Le projet

Tomber sur un personnage
qu’on n’attendait pas.

C’est tout le projet. La carte, les 300 mètres, la marche : rien d’autre que de quoi rendre ce moment possible.

D’où ça vient

Ce qui m’intéresse, c’est l’instant où l’on découvre sans avoir cherché. On ne prévoit pas de croiser un figurant : il est là, au bas d’un mur, sur une borne, et il n’y était pas la dernière fois qu’on est passé. Personne ne vous l’a montré du doigt — vous l’avez vu, vous.

La zone de 300 mètres n’est pas un jeu de piste : c’est ce qui protège la surprise. Assez pour vous mettre en route, trop large pour vous livrer l’adresse. Sans cet écart, on ne découvre rien — on va chercher un colis.

Et ce ne sont pas des objets posés dans la rue : ce sont des personnages de la vie, qui attendent. Au cinéma, le figurant est celui qui attend qu’on lui donne un rôle — il est là, entier, disponible, avec une journée à donner à l’histoire des autres. Ceux-là attendent dehors, et c’est vous qui passez.

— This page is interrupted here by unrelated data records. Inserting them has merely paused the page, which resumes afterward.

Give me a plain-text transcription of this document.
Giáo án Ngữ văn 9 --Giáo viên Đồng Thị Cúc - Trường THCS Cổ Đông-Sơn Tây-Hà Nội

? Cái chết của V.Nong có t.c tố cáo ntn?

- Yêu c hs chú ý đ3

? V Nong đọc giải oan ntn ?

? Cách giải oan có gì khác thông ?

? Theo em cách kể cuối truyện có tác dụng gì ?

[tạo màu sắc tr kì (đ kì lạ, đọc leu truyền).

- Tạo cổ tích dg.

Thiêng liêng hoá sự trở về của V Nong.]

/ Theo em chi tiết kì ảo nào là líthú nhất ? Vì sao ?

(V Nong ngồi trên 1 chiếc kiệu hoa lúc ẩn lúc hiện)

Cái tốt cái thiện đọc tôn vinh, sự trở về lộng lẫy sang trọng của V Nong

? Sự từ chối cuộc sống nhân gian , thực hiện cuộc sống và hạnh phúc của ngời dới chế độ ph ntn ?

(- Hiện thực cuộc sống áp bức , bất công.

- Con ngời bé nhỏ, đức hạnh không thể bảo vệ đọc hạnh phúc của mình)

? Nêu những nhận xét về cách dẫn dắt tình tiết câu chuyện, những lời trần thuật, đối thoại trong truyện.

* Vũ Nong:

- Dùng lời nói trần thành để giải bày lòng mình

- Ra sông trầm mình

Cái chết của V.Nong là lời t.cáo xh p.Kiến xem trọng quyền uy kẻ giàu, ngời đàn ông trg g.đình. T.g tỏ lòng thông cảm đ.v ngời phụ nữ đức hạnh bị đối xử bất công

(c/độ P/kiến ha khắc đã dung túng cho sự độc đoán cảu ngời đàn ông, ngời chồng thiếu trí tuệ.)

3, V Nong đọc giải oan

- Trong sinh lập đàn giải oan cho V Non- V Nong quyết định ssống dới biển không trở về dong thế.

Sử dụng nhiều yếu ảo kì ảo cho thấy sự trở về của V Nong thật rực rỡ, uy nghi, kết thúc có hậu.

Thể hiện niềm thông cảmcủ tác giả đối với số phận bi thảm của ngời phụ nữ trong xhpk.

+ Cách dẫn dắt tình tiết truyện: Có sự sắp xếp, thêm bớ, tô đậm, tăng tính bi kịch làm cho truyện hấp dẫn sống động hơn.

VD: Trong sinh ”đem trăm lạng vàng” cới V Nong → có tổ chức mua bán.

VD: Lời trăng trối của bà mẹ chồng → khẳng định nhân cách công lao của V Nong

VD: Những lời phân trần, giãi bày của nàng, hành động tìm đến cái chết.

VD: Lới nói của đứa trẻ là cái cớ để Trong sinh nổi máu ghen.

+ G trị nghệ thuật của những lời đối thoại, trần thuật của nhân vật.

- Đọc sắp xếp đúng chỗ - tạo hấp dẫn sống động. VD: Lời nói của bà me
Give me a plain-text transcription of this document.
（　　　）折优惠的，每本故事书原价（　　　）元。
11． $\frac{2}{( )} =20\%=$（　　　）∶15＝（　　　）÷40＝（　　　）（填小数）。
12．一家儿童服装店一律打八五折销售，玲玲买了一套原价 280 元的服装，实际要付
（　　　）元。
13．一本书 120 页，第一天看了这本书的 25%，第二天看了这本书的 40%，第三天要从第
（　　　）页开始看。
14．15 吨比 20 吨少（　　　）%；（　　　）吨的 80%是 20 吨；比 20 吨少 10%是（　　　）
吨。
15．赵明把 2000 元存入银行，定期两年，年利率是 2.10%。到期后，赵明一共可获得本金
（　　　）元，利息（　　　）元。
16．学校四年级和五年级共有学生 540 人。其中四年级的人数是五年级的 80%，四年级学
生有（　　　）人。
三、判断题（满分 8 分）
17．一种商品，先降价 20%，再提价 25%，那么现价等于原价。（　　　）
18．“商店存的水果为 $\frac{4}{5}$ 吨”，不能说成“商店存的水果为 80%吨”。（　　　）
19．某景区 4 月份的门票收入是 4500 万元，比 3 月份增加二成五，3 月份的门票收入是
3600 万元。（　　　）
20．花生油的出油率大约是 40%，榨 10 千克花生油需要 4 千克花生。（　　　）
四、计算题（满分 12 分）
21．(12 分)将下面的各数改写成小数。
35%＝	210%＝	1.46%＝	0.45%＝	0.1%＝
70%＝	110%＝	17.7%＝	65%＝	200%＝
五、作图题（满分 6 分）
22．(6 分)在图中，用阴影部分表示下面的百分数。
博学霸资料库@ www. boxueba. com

Ils sont pleins d’émotions : une couleur, une taille, une posture, jamais deux fois les mêmes, et chacun repart de l’atelier avec son humeur. Celui que vous ramasserez sera le reflet de la vôtre — on choisit toujours celui qui nous ressemble, le jour où on le croise. Et là commence sa deuxième vie : celle qu’il passe avec vous, sur une étagère, sur un bureau ou au fond d’une poche, à animer un coin de votre quotidien.

Ce n’est pas une chasse au trésor. Il n’y a rien à gagner, rien à rapporter, et personne ne compte les points. Il y a juste une ville à retraverser autrement, et quelqu’un à ramener.

Le protocole

Trois temps, toujours les mêmes

01

Fabriquer

Résine coulée, poncée, peinte. Une couleur, une taille, une posture : chacun repart de l’atelier avec son humeur, et aucun ne l’a deux fois. Le numéro est gravé sous le pied avant la peinture — il ne part pas.

02

Poser

Je le laisse en ville, là où il aura l’air d’attendre quelqu’un. Une photo, et je m’en vais. La carte affiche une zone de 300 m — assez pour savoir où chercher, trop large pour tomber dessus sans marcher.

03

Trouver

Celui qui le trouve entre son numéro et l’emmène chez lui. La zone devient un point, à l’endroit exact — et le figurant commence sa deuxième vie.

La série

Les hauteurs valent pour celles qu’on pose en ville. Il y en a de bien plus grandes, faites pour des occasions.

Ville
Marseille
Matière
Résine peinte
Hauteurs
De 5 à 15 cm
Rythme
Un à deux par semaine
Posés à ce jour
0
Retrouvés
0
Ce qu’on me demande

Je peux le garder ?

Oui — c’est pour ça qu’il est là. Il ne revient pas à l’atelier : sa deuxième vie se passe chez vous. Entrez juste son numéro, pour que la carte sache où la première s’est arrêtée.

Pourquoi 300 mètres ?

C’est cinq minutes à pied, et c’est toute l’idée. En dessous, on vous mène droit dessus et vous ne regardez rien en chemin ; au-dessus, vous renoncez avant d’être sorti. 300 mètres, c’est la distance qui vous fait lever la tête sans vous décourager.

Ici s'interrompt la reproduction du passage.